Axel Rasmussen writes:
A couple of dumb questions. In your test, do you have any of the following configured / enabled? /proc/sys/vm/laptop_mode memory.low memory.min
None of these are enabled. The issue is trivially reproducible by writing to any slow device with memory.max enabled, but from the code it looks like MGLRU is also susceptible to this on global reclaim (although it's less likely due to page diversity).

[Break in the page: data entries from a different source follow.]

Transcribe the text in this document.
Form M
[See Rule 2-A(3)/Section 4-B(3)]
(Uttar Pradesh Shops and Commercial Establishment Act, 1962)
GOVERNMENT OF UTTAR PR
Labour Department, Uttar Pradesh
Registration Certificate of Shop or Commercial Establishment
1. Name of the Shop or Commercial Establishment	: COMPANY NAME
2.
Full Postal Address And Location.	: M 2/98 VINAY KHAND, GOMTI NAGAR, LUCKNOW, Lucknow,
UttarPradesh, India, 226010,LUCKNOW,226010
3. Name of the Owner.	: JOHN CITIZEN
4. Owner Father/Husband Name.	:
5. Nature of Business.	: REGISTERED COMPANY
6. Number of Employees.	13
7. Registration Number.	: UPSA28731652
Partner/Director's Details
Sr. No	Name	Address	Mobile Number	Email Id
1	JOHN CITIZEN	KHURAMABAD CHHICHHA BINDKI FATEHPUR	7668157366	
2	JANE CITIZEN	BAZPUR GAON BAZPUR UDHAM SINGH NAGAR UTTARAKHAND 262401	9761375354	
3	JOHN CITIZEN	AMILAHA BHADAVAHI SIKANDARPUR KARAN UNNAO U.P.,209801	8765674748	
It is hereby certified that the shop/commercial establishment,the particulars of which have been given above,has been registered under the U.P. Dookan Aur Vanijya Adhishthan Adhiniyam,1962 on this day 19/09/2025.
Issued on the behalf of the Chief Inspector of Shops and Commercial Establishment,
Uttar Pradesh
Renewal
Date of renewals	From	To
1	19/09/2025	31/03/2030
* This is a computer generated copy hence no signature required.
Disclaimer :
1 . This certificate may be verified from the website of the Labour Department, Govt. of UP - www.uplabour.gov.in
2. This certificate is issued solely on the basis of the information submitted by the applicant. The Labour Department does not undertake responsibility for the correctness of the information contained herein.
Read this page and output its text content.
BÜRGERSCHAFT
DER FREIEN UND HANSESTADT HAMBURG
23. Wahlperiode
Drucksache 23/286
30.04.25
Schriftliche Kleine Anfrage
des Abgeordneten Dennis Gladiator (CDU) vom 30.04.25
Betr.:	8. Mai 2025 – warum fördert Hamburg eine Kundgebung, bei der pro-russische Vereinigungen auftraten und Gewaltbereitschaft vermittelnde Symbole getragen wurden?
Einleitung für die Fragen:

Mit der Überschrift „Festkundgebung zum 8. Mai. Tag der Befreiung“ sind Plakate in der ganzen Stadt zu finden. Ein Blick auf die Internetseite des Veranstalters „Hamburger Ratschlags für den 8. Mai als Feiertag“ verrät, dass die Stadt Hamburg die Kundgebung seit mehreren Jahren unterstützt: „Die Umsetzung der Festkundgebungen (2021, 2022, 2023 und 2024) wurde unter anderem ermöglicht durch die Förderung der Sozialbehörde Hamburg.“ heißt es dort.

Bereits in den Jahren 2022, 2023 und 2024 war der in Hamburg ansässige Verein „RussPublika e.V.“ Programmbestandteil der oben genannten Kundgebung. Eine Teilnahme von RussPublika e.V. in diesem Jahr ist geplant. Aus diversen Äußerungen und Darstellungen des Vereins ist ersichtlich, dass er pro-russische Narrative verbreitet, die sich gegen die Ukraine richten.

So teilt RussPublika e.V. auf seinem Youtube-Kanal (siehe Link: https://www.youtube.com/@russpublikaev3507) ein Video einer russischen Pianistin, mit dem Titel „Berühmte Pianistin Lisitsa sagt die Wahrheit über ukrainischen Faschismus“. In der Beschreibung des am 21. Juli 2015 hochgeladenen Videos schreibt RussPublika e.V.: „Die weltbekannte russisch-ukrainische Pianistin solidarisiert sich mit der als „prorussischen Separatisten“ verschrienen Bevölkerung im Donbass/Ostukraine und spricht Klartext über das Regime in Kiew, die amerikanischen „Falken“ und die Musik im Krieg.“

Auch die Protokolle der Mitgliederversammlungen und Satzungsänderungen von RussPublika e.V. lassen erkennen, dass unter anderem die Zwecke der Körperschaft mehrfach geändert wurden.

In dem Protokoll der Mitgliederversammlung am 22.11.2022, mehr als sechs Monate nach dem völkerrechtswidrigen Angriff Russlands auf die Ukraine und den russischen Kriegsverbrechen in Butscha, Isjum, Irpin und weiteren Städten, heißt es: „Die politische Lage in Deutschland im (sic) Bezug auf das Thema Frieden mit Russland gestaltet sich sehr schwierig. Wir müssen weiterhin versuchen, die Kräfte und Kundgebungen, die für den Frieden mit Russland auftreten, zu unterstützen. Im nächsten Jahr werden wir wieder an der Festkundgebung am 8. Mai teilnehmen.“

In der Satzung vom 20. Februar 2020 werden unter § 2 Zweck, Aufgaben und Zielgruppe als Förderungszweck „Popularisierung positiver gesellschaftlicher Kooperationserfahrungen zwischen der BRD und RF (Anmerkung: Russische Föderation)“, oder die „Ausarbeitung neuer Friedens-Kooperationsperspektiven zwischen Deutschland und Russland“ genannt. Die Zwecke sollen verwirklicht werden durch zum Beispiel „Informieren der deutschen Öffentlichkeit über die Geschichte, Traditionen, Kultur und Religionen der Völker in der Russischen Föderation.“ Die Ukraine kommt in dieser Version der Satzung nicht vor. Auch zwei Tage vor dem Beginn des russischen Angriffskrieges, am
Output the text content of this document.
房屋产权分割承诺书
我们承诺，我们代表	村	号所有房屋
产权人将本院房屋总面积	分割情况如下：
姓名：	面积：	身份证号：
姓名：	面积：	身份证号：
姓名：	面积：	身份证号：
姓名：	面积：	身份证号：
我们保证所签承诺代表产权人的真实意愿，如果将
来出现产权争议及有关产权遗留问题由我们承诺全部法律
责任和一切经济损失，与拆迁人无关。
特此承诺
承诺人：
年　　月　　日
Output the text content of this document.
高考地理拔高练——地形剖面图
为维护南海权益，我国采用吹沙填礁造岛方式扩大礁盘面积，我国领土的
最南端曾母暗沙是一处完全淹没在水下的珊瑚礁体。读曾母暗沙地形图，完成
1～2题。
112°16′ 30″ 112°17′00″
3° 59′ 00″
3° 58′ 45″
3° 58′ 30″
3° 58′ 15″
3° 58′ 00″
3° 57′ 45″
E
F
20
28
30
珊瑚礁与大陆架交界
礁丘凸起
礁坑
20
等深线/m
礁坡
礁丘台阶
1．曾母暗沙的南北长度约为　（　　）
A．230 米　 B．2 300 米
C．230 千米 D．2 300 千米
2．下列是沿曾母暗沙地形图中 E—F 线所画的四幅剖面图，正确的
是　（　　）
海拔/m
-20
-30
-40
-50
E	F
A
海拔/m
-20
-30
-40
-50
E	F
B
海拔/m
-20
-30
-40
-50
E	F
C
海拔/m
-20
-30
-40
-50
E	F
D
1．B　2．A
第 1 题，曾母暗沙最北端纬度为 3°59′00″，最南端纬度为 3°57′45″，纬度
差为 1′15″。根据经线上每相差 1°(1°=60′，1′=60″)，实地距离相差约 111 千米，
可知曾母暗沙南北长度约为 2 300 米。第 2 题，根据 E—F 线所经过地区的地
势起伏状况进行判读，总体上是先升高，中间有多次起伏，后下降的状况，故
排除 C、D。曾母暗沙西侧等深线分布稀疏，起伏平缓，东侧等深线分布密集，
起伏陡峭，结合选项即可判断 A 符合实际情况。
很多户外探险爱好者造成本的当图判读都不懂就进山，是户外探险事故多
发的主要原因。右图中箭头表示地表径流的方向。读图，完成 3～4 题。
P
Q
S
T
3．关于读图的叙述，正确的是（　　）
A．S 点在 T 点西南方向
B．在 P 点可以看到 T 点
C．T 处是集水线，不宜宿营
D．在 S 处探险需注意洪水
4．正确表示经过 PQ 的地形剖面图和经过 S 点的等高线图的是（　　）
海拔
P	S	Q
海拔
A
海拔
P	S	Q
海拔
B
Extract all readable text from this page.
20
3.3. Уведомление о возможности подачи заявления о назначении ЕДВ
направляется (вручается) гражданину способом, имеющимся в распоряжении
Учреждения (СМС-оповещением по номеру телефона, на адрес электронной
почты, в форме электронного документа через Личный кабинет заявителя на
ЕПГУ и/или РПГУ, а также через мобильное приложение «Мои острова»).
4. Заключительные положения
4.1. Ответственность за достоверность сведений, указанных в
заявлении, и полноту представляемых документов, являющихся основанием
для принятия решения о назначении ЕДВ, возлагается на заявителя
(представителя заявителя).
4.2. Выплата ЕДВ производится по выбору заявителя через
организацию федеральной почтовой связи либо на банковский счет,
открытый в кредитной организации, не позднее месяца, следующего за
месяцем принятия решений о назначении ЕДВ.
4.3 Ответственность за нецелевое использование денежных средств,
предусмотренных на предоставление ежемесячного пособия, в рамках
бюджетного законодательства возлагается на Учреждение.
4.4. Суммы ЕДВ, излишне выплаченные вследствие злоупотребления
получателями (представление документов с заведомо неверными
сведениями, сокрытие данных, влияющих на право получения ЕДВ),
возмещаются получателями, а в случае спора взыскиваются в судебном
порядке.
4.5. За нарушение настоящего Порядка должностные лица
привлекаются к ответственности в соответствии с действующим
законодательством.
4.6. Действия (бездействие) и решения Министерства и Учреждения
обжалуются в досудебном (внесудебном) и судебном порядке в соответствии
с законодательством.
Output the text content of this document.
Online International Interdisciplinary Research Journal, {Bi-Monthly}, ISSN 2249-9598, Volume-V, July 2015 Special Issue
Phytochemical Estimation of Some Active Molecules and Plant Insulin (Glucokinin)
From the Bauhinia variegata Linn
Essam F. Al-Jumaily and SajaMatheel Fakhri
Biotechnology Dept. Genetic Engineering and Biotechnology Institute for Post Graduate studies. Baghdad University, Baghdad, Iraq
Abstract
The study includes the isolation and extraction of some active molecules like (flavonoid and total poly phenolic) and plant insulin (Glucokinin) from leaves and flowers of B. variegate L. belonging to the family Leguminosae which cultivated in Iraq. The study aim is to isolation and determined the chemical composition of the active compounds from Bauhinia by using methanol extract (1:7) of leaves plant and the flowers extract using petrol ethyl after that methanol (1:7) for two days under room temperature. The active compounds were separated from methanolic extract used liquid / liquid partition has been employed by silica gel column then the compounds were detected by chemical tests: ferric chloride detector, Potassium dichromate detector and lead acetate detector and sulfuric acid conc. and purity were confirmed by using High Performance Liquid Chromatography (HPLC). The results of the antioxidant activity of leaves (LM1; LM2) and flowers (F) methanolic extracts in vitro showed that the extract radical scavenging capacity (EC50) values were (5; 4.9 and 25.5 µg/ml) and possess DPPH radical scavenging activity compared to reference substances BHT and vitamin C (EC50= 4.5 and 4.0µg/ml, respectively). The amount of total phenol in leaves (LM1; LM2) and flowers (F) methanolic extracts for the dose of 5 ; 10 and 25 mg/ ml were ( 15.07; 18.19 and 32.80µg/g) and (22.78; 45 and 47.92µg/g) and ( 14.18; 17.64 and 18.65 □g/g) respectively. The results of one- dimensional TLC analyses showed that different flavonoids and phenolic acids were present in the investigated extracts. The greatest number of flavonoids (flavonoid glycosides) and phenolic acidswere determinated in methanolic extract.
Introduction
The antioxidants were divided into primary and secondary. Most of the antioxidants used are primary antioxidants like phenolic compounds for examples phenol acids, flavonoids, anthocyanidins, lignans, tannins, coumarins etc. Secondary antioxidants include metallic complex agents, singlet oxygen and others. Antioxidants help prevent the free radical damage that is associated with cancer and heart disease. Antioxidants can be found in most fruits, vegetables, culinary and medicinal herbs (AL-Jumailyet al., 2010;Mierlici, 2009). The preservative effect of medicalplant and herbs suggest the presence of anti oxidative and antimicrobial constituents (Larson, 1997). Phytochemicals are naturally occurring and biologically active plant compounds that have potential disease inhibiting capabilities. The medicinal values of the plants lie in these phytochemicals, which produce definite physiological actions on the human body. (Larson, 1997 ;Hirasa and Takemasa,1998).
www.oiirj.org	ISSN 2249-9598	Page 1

Besides that, it looks like the place non-MGLRU reclaim wakes up the flushers is in shrink_inactive_list() (which calls wakeup_flusher_threads()). Since MGLRU calls shrink_folio_list() directly (from evict_folios()), I agree it looks like it simply will not do this. Yosry pointed out [1], where MGLRU used to call this but stopped doing that. It makes sense to me at least that doing writeback every time we age is too aggressive, but doing it in evict_folios() makes some sense to me, basically to copy the behavior the non-MGLRU path (shrink_inactive_list()) has.
Thanks! We may also need reclaim_throttle(), depending on how you implement it. Current non-MGLRU behaviour on slow storage is also highly suspect in terms of (lack of) throttling after moving away from VMSCAN_THROTTLE_WRITEBACK, but one thing at a time :-)